Deep Learning-Based Fish Health Monitoring and Diagnosis: A Review

Abstract

Fish in aquaculture systems face health challenges influenced by aging, water quality, and environmental conditions. These issues affect critical components like feeding and filtration, potentially reducing efficiency and causing system failure. Effective Health Monitoring and Diagnosis (HMD) relies on high-quality features such as behavior, physical condition, feeding habits, and water parameters. However, traditional hand-crafted approaches often fail to capture the complex and nonlinear interactions between biological and environmental factors, limiting their adaptability to sudden changes in water conditions or disease outbreaks.
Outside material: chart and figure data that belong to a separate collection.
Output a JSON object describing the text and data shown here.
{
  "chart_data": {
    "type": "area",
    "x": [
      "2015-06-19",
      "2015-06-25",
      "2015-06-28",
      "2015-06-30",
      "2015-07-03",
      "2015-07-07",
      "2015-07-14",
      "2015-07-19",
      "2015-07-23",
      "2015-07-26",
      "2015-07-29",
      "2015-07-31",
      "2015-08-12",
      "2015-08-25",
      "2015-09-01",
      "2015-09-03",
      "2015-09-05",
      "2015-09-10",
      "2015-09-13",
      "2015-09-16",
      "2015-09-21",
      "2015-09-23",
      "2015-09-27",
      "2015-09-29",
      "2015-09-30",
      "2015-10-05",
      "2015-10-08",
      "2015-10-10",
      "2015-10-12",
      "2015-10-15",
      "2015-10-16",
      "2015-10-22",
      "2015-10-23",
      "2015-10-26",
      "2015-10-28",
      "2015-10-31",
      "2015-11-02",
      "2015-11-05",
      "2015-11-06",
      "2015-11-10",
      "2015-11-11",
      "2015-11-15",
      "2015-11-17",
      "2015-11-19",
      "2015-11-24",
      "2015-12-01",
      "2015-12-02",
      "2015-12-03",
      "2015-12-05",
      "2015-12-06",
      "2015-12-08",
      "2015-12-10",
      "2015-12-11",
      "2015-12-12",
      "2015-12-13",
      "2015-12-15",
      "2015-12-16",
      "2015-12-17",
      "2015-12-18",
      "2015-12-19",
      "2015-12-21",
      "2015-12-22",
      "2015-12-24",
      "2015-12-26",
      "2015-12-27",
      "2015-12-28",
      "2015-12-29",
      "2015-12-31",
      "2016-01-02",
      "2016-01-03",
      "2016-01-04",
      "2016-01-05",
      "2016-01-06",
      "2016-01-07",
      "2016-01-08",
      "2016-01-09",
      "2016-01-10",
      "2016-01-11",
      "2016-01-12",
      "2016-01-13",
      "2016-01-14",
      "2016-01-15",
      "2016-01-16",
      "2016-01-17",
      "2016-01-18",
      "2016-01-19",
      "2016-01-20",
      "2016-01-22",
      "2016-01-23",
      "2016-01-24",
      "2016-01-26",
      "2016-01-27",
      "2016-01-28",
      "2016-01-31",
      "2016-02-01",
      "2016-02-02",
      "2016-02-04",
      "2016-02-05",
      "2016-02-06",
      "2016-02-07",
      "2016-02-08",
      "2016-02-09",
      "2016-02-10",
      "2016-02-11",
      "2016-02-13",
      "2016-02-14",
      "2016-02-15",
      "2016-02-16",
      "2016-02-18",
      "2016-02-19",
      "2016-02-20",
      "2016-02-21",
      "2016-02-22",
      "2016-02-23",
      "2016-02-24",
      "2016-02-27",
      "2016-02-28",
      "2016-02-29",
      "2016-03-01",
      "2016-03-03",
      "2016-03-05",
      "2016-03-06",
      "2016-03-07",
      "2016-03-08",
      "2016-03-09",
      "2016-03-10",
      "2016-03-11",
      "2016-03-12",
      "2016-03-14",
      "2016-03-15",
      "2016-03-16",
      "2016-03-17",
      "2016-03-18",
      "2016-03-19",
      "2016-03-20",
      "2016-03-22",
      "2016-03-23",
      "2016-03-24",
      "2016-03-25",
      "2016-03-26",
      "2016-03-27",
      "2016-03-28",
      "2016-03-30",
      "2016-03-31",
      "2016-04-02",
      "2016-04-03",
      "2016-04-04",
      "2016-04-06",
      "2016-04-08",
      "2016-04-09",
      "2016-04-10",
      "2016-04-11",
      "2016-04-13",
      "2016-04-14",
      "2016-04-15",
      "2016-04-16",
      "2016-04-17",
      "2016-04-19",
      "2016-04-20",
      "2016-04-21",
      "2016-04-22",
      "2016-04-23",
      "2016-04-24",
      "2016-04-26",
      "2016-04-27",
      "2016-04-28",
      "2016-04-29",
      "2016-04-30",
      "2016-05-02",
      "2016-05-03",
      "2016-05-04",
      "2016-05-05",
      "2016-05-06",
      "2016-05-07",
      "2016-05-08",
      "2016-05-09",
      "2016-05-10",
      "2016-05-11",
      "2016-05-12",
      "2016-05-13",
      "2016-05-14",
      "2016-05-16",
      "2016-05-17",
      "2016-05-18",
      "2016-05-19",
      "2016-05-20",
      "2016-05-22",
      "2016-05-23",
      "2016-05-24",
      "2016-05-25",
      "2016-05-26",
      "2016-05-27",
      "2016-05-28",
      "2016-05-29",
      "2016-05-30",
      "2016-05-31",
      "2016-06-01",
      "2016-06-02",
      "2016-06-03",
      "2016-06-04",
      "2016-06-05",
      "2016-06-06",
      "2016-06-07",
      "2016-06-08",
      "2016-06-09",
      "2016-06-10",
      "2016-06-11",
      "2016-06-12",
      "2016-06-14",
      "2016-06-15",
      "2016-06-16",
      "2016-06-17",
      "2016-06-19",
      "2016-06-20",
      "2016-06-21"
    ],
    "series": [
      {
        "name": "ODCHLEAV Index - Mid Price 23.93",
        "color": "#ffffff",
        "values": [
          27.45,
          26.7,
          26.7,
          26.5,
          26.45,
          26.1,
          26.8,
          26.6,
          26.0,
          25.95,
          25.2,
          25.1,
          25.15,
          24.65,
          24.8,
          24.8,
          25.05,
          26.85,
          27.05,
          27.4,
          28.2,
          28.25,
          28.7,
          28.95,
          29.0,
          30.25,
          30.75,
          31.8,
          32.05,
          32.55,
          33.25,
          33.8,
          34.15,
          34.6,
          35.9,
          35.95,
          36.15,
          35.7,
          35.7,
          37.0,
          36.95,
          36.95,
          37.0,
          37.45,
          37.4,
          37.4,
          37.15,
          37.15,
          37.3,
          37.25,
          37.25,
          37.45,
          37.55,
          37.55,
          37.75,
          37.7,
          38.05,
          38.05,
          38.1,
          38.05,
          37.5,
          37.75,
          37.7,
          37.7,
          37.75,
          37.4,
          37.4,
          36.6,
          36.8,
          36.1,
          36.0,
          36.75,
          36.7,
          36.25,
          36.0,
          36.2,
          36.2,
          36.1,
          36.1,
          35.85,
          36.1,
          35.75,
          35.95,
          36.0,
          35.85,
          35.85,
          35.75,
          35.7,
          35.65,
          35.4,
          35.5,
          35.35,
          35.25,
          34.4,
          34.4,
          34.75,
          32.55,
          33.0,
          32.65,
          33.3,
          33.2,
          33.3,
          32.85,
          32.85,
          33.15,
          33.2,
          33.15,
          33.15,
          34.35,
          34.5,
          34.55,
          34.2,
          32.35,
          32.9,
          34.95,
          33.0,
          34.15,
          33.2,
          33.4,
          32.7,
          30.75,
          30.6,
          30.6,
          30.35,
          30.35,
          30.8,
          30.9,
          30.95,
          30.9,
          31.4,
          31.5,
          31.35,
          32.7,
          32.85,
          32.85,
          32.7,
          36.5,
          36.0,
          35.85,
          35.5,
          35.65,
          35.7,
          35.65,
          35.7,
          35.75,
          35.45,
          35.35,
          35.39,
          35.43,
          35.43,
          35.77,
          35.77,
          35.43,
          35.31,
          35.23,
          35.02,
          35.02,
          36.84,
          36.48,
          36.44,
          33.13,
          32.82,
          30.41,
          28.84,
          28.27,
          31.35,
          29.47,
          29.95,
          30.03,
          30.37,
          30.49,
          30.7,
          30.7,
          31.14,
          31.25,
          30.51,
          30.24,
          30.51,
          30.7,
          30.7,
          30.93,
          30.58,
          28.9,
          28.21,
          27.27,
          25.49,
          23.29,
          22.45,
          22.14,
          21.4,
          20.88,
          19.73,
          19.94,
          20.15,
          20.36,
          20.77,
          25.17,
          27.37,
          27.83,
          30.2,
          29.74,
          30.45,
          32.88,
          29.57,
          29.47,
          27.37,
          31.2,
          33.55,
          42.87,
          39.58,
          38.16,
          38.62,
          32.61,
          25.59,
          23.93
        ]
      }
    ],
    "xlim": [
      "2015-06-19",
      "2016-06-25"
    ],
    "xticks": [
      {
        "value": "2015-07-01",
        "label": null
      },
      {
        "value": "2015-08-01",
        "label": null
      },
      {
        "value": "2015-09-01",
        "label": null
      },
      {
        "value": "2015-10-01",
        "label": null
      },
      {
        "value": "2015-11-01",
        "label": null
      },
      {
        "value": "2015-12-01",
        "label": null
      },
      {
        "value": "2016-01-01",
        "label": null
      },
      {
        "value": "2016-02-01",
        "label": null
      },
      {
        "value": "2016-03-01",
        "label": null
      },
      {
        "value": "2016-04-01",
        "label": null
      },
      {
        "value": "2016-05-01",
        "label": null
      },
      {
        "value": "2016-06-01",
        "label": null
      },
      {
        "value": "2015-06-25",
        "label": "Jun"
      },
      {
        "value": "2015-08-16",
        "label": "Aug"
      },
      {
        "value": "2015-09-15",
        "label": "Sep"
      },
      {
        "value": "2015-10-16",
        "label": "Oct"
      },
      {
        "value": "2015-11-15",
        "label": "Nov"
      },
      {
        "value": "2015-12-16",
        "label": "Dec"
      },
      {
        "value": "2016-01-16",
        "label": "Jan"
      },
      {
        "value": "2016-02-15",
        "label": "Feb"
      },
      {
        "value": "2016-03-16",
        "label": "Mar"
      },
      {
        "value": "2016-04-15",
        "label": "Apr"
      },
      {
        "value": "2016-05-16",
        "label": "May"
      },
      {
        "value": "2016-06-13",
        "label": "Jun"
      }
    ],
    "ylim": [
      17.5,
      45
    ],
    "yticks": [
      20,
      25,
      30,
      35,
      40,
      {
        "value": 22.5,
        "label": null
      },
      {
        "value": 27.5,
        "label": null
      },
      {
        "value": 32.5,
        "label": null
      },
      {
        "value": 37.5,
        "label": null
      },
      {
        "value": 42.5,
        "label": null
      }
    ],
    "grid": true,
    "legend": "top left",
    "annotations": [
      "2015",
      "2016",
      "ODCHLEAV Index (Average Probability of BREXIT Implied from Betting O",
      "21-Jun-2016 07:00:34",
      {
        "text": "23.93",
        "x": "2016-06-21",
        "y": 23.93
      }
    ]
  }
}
This gap motivates the use of intelligent, multimodal learning strategies that integrate diverse data sources for more robust and reliable analysis. Advances in computing power, large datasets, and sophisticated algorithms have made deep learning (DL) a transformative tool in this field. By combining DL with multimodal data integration, it becomes possible to learn high-level representations directly from heterogeneous inputs such as water quality measures, behavioral signals, and visual observations, thereby overcoming the limitations of conventional feature-based methods. This paper reviews DL-based multimodal approaches in aquaculture HMD, comparing recent techniques, their strengths, and limitations. We also discuss future directions, emphasizing multimodal data fusion to enhance DL-driven health monitoring. This review provides a concise resource for researchers and practitioners aiming to advance aquaculture health monitoring.